Role: Agent role design, decision-flow design, risk-control framing, dashboard-oriented product definition

Multi-Agent Quant Research System

A multi-agent research workflow that helps inspect market signals, generate risk-aware suggestions, and review strategy cycles instead of hiding everything behind one trading conclusion.

Impact: Showed how agent decomposition can make financial decision support more transparent by separating market judgment, risk review, portfolio suggestion, and post-cycle reflection into visible steps.

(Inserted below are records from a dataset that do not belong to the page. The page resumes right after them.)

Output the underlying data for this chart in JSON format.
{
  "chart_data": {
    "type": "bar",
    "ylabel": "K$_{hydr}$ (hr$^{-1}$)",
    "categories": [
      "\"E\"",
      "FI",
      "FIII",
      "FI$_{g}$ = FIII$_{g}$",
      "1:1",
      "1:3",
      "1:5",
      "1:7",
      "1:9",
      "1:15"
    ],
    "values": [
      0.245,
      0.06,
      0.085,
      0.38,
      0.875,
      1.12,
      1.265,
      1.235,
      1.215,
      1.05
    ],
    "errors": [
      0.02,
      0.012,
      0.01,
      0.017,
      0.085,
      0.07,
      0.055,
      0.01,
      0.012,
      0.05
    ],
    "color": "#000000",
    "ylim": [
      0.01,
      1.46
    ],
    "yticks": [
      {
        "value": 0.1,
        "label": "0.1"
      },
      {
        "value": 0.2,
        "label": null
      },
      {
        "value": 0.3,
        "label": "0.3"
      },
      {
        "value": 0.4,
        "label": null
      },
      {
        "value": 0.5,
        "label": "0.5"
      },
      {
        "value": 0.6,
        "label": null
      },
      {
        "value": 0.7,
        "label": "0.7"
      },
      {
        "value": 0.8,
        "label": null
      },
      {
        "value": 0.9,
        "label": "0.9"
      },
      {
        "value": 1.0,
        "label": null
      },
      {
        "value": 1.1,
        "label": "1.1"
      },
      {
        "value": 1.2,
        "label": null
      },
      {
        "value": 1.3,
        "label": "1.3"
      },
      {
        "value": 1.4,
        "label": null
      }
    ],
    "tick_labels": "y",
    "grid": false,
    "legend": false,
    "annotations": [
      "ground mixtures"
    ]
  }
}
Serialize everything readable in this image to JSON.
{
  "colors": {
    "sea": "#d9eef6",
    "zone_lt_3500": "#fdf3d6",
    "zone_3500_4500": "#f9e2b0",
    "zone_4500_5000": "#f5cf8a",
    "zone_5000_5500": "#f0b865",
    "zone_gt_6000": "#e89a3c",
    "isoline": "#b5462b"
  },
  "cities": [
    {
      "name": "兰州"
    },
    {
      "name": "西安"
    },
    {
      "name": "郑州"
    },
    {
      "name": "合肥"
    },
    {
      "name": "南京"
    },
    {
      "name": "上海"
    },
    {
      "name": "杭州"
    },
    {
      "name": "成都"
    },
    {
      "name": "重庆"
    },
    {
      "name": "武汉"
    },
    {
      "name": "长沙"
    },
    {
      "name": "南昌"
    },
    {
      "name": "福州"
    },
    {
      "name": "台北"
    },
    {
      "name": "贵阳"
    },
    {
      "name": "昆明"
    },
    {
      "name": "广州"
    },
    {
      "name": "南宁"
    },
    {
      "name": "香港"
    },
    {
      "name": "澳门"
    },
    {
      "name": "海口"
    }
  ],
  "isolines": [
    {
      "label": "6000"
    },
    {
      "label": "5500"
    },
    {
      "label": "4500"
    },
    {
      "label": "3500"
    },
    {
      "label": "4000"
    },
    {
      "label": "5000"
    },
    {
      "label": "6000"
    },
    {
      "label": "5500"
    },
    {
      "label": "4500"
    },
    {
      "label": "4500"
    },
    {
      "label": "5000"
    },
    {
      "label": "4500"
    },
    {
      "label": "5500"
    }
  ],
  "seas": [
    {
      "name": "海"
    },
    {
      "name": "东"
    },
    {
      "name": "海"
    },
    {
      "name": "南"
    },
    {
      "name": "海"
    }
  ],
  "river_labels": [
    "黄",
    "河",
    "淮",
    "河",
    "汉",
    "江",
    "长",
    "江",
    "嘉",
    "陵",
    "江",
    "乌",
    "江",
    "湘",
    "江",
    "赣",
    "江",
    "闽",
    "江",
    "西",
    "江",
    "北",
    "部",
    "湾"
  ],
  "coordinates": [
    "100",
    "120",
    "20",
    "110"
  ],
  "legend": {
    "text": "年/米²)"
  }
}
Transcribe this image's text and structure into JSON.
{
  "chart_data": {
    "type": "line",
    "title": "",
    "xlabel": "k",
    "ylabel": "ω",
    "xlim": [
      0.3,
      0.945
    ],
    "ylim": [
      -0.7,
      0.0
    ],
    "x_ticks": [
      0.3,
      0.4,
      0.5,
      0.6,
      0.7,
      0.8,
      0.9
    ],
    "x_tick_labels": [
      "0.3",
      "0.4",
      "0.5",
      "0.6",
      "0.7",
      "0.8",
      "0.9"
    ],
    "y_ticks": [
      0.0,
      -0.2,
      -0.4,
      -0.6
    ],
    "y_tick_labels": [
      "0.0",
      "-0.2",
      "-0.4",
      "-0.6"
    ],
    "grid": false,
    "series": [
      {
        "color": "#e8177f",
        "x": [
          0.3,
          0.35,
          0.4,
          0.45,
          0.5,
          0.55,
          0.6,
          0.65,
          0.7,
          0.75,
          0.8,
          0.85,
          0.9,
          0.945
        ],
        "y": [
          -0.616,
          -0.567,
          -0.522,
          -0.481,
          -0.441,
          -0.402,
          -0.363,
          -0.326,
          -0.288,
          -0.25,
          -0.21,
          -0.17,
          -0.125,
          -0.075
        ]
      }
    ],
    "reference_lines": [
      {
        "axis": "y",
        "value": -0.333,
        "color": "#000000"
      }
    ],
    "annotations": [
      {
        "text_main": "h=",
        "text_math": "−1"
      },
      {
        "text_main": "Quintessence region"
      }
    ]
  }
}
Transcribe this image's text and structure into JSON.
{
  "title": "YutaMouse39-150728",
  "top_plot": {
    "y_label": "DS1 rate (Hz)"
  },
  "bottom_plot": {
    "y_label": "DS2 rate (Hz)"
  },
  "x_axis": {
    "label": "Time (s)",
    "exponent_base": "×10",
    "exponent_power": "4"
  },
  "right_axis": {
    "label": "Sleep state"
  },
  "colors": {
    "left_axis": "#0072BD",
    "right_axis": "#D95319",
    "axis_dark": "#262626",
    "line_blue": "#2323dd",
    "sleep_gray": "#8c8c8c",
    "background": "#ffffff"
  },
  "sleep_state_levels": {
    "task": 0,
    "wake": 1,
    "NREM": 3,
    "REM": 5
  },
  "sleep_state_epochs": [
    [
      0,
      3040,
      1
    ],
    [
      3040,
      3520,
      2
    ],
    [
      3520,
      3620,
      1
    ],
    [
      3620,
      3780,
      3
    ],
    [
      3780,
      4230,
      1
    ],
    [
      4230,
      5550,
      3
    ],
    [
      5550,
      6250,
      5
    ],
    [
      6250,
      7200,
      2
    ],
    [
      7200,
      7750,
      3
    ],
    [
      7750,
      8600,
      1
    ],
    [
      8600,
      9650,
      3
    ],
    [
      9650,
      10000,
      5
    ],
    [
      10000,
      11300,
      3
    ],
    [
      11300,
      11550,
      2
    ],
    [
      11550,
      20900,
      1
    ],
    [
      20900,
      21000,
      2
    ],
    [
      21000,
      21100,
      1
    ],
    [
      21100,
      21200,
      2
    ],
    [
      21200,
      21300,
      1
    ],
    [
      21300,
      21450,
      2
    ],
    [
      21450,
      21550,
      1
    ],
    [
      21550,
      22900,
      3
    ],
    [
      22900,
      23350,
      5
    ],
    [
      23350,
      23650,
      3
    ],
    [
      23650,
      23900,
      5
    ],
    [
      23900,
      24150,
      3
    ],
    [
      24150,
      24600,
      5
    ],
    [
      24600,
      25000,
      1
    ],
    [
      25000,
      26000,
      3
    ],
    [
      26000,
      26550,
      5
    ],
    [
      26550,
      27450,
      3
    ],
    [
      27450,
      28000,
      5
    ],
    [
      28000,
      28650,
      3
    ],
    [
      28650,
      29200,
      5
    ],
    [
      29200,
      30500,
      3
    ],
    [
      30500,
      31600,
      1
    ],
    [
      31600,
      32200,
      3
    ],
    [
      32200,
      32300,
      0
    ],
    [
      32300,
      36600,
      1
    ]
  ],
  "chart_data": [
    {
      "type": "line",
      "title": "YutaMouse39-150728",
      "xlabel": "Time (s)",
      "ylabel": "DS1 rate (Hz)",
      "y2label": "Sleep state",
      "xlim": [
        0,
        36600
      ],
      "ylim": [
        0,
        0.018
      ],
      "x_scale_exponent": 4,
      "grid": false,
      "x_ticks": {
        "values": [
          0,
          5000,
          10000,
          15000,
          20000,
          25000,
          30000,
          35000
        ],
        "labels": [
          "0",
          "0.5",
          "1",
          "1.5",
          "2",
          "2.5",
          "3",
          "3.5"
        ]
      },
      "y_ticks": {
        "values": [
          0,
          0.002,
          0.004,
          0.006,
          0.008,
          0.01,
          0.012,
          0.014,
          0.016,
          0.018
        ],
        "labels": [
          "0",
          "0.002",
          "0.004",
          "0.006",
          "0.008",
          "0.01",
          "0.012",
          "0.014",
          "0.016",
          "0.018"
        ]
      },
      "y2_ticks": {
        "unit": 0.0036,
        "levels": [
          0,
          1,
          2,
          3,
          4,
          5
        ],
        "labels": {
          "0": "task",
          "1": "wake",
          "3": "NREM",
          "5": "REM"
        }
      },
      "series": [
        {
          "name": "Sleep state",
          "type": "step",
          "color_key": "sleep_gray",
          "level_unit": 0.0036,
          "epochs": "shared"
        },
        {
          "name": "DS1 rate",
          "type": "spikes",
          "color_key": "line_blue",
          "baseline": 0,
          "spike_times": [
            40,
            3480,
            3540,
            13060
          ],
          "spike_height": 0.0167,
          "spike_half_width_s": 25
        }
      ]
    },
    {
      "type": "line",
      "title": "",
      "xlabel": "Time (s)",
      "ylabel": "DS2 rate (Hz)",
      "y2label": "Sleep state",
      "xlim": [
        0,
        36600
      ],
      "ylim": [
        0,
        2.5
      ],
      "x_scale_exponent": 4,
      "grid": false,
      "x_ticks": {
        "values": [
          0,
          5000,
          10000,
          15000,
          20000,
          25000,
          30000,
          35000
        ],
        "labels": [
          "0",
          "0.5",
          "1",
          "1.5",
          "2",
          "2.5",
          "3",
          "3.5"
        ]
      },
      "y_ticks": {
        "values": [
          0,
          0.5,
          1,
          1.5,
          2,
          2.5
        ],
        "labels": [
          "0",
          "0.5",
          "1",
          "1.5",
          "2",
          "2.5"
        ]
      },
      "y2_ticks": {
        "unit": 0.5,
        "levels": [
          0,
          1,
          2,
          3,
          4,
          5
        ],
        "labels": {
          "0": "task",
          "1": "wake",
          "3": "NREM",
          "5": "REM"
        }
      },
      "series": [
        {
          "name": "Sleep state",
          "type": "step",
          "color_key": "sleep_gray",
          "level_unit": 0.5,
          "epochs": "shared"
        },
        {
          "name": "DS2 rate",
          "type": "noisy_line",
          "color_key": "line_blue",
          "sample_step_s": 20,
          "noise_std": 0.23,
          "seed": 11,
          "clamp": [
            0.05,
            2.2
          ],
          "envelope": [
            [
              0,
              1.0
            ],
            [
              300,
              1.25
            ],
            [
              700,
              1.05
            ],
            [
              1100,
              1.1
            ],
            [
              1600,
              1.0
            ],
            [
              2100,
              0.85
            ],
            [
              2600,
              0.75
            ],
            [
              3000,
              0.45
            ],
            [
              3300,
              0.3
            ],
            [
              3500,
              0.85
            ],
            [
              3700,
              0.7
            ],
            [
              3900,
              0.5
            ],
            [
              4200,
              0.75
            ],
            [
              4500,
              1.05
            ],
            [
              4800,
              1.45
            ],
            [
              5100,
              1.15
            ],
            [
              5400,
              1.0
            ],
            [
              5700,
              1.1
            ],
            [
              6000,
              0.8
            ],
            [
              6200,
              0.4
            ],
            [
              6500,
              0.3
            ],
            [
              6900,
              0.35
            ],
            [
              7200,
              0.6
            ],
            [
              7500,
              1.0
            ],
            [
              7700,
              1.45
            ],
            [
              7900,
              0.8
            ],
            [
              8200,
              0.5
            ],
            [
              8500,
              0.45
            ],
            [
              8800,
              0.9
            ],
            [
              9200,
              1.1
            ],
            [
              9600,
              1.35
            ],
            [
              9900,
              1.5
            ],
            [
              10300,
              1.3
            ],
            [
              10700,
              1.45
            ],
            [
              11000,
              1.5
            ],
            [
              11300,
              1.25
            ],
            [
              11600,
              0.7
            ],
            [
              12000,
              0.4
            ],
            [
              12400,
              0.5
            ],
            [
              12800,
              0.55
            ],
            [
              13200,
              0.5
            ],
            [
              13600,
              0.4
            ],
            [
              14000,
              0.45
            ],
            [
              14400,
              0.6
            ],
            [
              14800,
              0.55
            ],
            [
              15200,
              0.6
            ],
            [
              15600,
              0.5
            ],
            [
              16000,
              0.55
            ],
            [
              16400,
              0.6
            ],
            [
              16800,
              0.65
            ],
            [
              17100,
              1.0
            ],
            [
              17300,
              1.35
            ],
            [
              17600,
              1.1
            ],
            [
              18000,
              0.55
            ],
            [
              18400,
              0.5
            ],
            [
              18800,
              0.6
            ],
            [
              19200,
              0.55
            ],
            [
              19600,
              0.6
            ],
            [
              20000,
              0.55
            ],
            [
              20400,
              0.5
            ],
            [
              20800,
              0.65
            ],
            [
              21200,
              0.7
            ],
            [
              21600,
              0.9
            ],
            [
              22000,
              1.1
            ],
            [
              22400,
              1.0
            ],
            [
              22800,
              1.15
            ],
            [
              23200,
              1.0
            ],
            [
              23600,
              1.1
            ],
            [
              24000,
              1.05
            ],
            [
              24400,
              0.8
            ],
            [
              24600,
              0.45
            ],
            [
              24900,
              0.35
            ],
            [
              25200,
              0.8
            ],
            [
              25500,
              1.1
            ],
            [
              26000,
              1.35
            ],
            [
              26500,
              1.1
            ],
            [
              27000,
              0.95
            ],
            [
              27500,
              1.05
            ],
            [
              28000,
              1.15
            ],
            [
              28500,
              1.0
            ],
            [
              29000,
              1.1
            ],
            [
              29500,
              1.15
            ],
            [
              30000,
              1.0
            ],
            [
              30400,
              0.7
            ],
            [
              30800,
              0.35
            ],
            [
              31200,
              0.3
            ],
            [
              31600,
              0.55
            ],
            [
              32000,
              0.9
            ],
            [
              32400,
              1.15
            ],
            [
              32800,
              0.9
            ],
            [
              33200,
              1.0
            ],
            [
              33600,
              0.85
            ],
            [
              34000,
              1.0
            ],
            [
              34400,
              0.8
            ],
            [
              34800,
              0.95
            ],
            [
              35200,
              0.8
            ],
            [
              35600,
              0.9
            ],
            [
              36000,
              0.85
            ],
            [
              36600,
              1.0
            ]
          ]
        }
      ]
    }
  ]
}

Multi-Agent Quant home dashboard showing today's suggestion, risk review, and recommendation cards.
Multi-Agent Quant funds page showing current holdings, candidate funds, and allocation comparison.
The portfolio view turns agent outputs into a decision-support interface that users can compare and inspect.
Multi-Agent Quant timeline showing structured multi-agent collaboration and review flow.
The timeline preserves the reasoning chain, making disagreement and review points explicit.

Overview

This project reframes quant research as an inspectable decision-support workflow. Instead of asking one LLM for a final answer, I introduced specialized agents for market judgment, critique, review, and next-step suggestion, then surfaced their outputs in a dashboard that can be audited by a human.

Problem

Quant research involves noisy signals, uncertain assumptions, changing market regimes, and risk constraints. If a single LLM directly produces a final conclusion, the system may hide uncertainty, skip risk critique, and make the workflow hard to audit.

Solution

I used LLM agents only where reasoning adds visible product value: signal critique, readable review, and next-step experiment design. Deterministic workflow logic stays separate, which keeps the system cheaper, more controllable, and easier to explain to a non-technical reviewer.

Architecture

A coordinator manages workflow state, routes structured context to specialist agents, collects intermediate outputs, and synthesizes a research memo that highlights signal rationale, risk concerns, disagreements, confidence, and next-step experiments.

Core Features

  • Critic agent for pre-execution signal questioning
  • Review agent for post-cycle research summaries
  • Evolution agent for follow-up strategy experiments
  • Structured handoff payloads between workflow stages
  • Conflict-preserving synthesis instead of forced consensus
  • Human-review-friendly outputs for decision inspection

Tech Stack

  • TypeScript
  • LLM API
  • Agent Orchestration
  • Workflow State

Implementation Details

  • Separated LLM-connected agents from deterministic workflow components so the system does not depend on LLMs for every step.
  • Designed role-specific prompts for critique, review, and evolution instead of using one generic financial analysis prompt.
  • Used structured intermediate outputs to make agent reasoning easier to compare, audit, and debug.
  • Preserved disagreement and weak-confidence signals in the final memo instead of forcing the system into a clean but fragile answer.
  • Framed the system as a research and decision-support tool rather than an automated trading advisor.

Challenges

  • Agent workflows can create a false sense of rigor if role contracts and output schemas are not explicit.
  • Too many agents increase latency and cost, so each LLM call needs a clear reason to exist.
  • Financial research outputs must be framed carefully to support analysis without pretending to provide guaranteed investment advice.

What I Learned

  • Agent systems are most useful when they improve process transparency, not when they simply imitate human organization charts.
  • For research workflows, preserving disagreement is often more valuable than collapsing everything into one confident answer.
  • Good LLM product design requires deciding where not to use the model as much as where to use it.